Wednesday Read: Daylight Saving Time and Stolen Hours

Wednesday Read: Daylight Saving Time and Stolen Hours

Tomorrow (in most of the U.S.), clocks "spring forward" for Daylight Saving Time, losing an hour of sleep to gain more evening daylight. First proposed by Benjamin Franklin in 1784 as a joke and later implemented during World War I to conserve fuel, DST now affects over 70 countries. The time shift causes documented increases in heart attacks, car accidents, workplace injuries, and general crankiness as bodies adjust to disrupted circadian rhythms.

We manipulate time constantly - setting alarms, scheduling meetings, tracking hours, racing deadlines. We treat time as a commodity to be managed, maximized, optimized. We talk about "spending" time, "saving" time, "wasting" time, "making" time. But time isn't ours to create or control. It's a gift from God, and we're stewards of it, not owners.

The Psalmist wrote: "Teach us to number our days, that we may gain a heart of wisdom" (Psalm 90:12). Numbering your days means acknowledging they're limited. You don't have infinite time. Every day used for one thing is a day not available for something else. This reality should produce wisdom about priorities - what deserves your finite hours and what doesn't.

Jesus had perfect clarity about time and priorities. When his brothers urged him to go to Judea to perform signs publicly, he responded: "My time is not yet here; for you any time will do" (John 7:6). He operated according to the Father's timeline, not cultural pressure or personal ambition. He wasn't rushed by others' expectations or delayed by fear. He had a mission, limited time to accomplish it, and clarity about how to spend each day.

Most people don't operate this way. They react to urgency rather than living from priority. They let other people's emergencies dictate their schedules. They fill time with busyness to feel productive while neglecting what actually matters. They reach the end of days, weeks, months wondering where the time went and what they actually accomplished.

Paul urged believers to "[make] the best use of the time, because the days are evil" (Ephesians 5:16). Not because God is stingy with time but because you have limited days and unlimited ways to waste them. Every yes to something is a no to something else. Every hour spent scrolling is an hour not spent reading, praying, connecting with people who matter. Time spent isn't neutral; it's investment with returns.

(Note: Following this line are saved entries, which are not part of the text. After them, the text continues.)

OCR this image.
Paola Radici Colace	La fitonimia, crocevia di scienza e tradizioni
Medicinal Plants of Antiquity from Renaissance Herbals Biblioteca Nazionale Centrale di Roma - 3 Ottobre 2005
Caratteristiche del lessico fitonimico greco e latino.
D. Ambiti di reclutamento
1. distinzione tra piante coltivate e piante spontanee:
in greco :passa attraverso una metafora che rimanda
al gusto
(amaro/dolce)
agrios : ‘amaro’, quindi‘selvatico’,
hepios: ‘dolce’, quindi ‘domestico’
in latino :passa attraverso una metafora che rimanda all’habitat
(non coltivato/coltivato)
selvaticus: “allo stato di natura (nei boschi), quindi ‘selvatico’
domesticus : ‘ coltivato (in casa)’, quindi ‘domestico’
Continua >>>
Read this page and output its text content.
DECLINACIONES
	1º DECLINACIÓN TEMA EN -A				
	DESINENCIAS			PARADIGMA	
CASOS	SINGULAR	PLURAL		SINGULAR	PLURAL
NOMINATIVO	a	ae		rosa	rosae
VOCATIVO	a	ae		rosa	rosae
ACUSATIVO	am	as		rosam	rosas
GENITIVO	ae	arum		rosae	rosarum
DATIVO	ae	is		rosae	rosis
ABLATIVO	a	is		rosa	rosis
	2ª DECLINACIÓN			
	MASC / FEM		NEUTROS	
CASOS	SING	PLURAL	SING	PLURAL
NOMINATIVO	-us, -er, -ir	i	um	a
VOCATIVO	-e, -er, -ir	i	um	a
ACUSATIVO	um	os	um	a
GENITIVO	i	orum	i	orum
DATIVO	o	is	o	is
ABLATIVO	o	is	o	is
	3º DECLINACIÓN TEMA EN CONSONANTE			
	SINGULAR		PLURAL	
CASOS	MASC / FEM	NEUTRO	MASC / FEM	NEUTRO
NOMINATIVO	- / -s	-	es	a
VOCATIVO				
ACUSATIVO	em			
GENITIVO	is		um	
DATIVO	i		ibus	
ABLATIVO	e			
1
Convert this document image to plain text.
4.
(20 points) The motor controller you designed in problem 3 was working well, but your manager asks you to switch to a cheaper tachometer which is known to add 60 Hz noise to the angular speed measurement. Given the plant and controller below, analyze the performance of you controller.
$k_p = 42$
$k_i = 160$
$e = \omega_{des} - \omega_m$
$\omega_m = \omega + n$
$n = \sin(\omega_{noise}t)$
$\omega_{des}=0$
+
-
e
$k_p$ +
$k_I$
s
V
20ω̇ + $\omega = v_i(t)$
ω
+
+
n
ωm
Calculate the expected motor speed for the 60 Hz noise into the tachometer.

Daylight Saving Time reminds us that we can't actually save time - we can only use it. That "lost" hour tomorrow morning won't be recovered by gaining evening sunlight. It's gone. Every hour you have is being spent on something. The question is whether you're spending it intentionally or just letting it disappear into whatever seems urgent at the moment.

What would change if you truly believed your days are numbered, your hours limited, your time a gift to be stewarded rather than a commodity to be optimized? How would you spend tomorrow differently if you knew it was one of your last? The truth is, it might be. You don't know how many days you have. Use them wisely.